Those who have had the privilege of visiting Rome a number of times, no matter how much effort they put towards seeing all they can -- and absorbing all there is to take in -- realize that for every church, chapel or shrine they visit, they passed up 10 -- for every historical site they study, they miss a dozen.
It is said there are over 700 churches and chapels in Rome alone, so we shouldn't have been surprised during our first several visits to that great city to have missed some of the wonderful shrines that have been erected in the city, as well as in the surrounding area. On our most recent trip to the Holy City we made an effort to visit some of these shrines - and were well rewarded for our efforts.
Just on the edge of what is modern Rome, on the Via Ardeatina, in the area of the Roman Campagna, at some time during the 13th century, was built the Castello del Leone. The Castello, which is now known as the Castel di Leva, was owned by the Savelli-Orsini family.
In 1570, a painted image of the "Mother of Divine Love" was given by Monsignor Cosimo Giustini to a charitable organization known as the Conservatory of St. Caterina della Rosa. For reasons unknown to anyone in our time, the image was positioned on a gate tower of the Castel di Leva, in the same fashion in which a copy of the image still can be seen on the tower (see the picture at right). There the image was venerated by the shepherds, who in winter visited the lonely image to pray while the sheep grazed nearby. For centuries the place was lonely and neglected.
In the spring of 1740, a lone pilgrim was walking on the Appian Way twoard Rome. Hoping to shorten his trip he took what he thought would be a short-cut but lost his way. Seeing farm buildings at a distance he began to make his way toward them in hopes of finding someone to give him directions. In horror, he saw a pack of wild sheepdogs which suddenly appeared from behind a cluster of bushes. The dogs bolted toward him, and the pilgrim, panic-stricken, started to run in the directions of the buildings. The dogs quickly drew nearer, and as they were about to attack, the pilgrim saw the image of Our Lady on the gate tower. "Madonna, help me!" he cried.
Immediately, as though held by an invisible force, the dogs were kept at bay. In a few moments they calmed down, and soon turned and walked peacefully away. The Madonna had intervened at the Castel di Leva for the first of what would turn out to be a long series of extraordinary graces and favors being granted to those who asked for her intercession.

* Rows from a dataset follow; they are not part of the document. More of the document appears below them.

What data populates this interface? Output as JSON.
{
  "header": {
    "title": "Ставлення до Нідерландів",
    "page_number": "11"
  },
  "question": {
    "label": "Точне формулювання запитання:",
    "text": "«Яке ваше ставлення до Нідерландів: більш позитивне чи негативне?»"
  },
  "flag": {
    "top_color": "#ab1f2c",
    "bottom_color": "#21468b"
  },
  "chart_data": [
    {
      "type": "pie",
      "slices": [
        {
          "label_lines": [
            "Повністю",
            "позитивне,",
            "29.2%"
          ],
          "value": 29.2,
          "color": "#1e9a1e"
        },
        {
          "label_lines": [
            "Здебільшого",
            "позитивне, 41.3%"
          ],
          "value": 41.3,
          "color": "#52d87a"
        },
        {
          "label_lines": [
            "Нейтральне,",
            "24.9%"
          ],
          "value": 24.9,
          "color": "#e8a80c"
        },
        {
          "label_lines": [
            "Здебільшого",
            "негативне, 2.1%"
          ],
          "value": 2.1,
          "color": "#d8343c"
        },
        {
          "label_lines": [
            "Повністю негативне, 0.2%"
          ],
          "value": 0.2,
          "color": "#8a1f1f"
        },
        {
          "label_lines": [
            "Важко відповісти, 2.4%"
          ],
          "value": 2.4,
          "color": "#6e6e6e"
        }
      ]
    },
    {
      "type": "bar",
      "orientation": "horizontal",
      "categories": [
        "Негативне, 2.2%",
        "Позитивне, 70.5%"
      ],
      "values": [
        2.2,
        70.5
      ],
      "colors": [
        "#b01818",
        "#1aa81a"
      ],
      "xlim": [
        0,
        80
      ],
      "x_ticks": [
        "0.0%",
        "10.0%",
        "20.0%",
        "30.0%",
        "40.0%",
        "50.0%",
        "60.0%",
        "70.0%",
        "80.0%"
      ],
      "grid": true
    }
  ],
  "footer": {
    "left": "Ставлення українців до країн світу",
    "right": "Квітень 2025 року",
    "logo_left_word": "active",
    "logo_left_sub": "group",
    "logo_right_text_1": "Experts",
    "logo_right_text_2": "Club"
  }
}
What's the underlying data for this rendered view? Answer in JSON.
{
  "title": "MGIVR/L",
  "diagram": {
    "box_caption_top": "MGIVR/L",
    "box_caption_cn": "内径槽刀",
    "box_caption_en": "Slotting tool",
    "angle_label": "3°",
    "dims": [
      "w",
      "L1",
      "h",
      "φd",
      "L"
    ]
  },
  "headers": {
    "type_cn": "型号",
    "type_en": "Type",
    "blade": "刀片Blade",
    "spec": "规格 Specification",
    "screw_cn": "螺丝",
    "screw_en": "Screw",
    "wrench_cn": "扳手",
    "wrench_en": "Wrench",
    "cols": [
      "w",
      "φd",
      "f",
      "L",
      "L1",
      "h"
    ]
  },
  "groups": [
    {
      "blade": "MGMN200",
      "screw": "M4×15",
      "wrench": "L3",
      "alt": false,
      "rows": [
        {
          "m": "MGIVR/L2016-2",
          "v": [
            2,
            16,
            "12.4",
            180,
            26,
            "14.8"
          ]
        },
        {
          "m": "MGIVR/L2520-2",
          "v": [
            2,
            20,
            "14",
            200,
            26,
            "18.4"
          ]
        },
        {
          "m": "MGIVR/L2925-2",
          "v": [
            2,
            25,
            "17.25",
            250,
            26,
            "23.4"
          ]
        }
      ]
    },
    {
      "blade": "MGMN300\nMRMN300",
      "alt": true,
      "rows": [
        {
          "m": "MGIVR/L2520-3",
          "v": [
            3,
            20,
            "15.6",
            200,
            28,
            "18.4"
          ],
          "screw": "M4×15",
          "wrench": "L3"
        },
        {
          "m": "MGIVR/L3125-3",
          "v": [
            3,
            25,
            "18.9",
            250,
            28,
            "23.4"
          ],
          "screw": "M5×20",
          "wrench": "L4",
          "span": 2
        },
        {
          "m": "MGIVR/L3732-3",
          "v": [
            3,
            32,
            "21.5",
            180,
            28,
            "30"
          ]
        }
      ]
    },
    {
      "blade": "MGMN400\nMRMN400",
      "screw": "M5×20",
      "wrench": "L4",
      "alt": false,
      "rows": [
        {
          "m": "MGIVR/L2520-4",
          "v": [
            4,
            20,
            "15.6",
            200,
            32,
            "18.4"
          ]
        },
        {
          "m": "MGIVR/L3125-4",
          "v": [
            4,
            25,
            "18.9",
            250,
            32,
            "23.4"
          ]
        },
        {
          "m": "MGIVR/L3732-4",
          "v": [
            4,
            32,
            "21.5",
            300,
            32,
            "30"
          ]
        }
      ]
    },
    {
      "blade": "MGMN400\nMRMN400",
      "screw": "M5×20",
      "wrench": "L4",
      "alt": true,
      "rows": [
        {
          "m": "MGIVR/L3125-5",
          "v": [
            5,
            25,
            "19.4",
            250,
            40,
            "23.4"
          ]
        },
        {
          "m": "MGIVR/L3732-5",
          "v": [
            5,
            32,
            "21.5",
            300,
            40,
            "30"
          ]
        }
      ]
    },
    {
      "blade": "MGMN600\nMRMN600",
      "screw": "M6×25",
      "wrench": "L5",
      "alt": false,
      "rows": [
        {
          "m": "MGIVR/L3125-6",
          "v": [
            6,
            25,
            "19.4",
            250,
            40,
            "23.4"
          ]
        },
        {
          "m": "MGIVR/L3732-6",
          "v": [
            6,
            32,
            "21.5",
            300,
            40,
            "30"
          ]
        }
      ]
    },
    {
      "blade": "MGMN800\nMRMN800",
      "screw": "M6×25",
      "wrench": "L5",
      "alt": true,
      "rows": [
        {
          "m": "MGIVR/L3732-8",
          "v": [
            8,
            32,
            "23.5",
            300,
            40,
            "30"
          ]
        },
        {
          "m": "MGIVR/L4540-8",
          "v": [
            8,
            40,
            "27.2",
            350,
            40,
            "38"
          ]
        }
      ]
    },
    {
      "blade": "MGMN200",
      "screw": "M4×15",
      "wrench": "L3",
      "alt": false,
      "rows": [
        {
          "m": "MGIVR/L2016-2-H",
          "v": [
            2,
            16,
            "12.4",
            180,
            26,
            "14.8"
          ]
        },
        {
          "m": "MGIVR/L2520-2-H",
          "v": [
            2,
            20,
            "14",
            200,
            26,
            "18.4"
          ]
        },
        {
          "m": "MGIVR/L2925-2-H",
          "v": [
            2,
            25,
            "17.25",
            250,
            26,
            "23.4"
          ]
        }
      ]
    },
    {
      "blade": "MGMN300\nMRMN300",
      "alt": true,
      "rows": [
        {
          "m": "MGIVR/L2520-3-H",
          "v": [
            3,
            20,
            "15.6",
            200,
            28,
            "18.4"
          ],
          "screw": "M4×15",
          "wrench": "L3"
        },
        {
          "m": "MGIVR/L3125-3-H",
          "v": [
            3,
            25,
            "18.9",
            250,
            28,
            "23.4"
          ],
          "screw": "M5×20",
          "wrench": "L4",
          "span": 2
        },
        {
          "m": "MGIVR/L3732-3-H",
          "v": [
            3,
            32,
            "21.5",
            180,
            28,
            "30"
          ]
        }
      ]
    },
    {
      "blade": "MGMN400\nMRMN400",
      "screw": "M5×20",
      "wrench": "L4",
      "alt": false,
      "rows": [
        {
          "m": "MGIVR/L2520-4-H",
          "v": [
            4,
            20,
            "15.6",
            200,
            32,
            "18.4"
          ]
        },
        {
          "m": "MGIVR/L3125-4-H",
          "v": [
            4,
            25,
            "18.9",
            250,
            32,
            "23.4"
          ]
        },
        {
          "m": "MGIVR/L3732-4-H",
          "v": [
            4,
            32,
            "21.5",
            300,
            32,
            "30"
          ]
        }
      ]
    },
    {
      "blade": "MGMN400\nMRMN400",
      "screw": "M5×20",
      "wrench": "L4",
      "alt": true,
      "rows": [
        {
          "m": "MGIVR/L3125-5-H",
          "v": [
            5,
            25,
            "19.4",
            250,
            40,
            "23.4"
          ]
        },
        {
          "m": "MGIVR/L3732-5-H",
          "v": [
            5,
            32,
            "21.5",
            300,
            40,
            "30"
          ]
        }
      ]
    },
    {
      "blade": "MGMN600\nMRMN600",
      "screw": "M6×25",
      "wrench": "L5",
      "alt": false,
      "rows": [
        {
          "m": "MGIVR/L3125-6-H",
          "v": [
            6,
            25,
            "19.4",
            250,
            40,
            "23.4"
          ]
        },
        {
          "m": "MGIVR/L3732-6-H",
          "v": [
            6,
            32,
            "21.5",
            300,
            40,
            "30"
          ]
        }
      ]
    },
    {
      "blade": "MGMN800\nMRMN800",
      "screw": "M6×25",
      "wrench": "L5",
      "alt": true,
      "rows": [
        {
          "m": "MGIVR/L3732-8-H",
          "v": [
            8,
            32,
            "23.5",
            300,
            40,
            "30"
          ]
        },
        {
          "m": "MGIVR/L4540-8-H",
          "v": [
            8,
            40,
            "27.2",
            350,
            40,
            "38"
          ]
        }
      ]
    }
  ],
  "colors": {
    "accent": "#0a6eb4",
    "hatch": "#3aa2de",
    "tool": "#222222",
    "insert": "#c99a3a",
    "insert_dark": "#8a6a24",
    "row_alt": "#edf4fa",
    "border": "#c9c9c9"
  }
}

In 1745 a church was built in which the miraculous image was enshrined. The solemn consecration of the church took place on March 31, 1750. The accounts of favors granted by the Mother of Divine Love are so numerous as to be impossible to even begin to recount here. There are two which we will mention here that are quite startling. By the early 20th century the Shrine of the Mother of Divine Love had become extremelly well known. Thus, when in 1935, prior to leaving for the Ethopian War, some 3,000 Italian soldiers recommended their safety to the Madonna, it was not surprising. What was surprising is that despite the numerous casualties that resulted from that war, all 3,000 soldiers who had placed themselves in Our Lady's care returned unharmed!
The Second World War brought occupation to Italy, and with it the threat of vast destruction as liberation by the Allies became imminent. In early 1944, the city of Rome was in grave danger of destruction. At the orders of Pope Pius Xii, the Image of the Mother of Divine Love was moved into the city and carried in pilgrimage to various churches. In the Church of St. Ignatius, on June 4 of that year, the Roman people, praying for deliverance of their city and their personal safety, made a vow to our Lady to renew their lives and to erect a new Shrine -- and to promote charitable works in honor of the Mother of Divine Love. Rome was spared, and on June 11, Pope Pius XII went in pilgrimage to the Shrine to pray with the Roman faithful. There he conferred on Our Lady the title of "Savior of the City" which was added to her title of Mother of Divine Love.
Following the war the promises made by the faithful to Our Lady were fulfilled. The new Shrine was begun in 1991. The ancient gate tower is now in a garden area and a replica of the original image of the Mother of Divine Love adorns it in much the same way it was adorned for centuries. Every Saturday night, from Easter through the end of October, a night Pilgrimage on foot takes place. It sets out at midnight from Piazza di Porta Capena, Rome, and reaches the Sanctuary at 5 o'clock on Sunday morning. A similar night Pilgrimage is carried out on 7 December, on the even of the Feast of the Immaculate Conception. The night pilgrims walk along the famous Via Appia Antica until they reach the church called Quo Vadis, then they turn on Via Ardeatina and continue their way, walking over the Catacombs of St. Callisto and past the Mausoleum of the Ardeatin Dips (Fosse Ardeatine). They bring the petitions for the personal needs, hope and work for the mission of the Church to the feet of the Virgin Mother of Divine Love.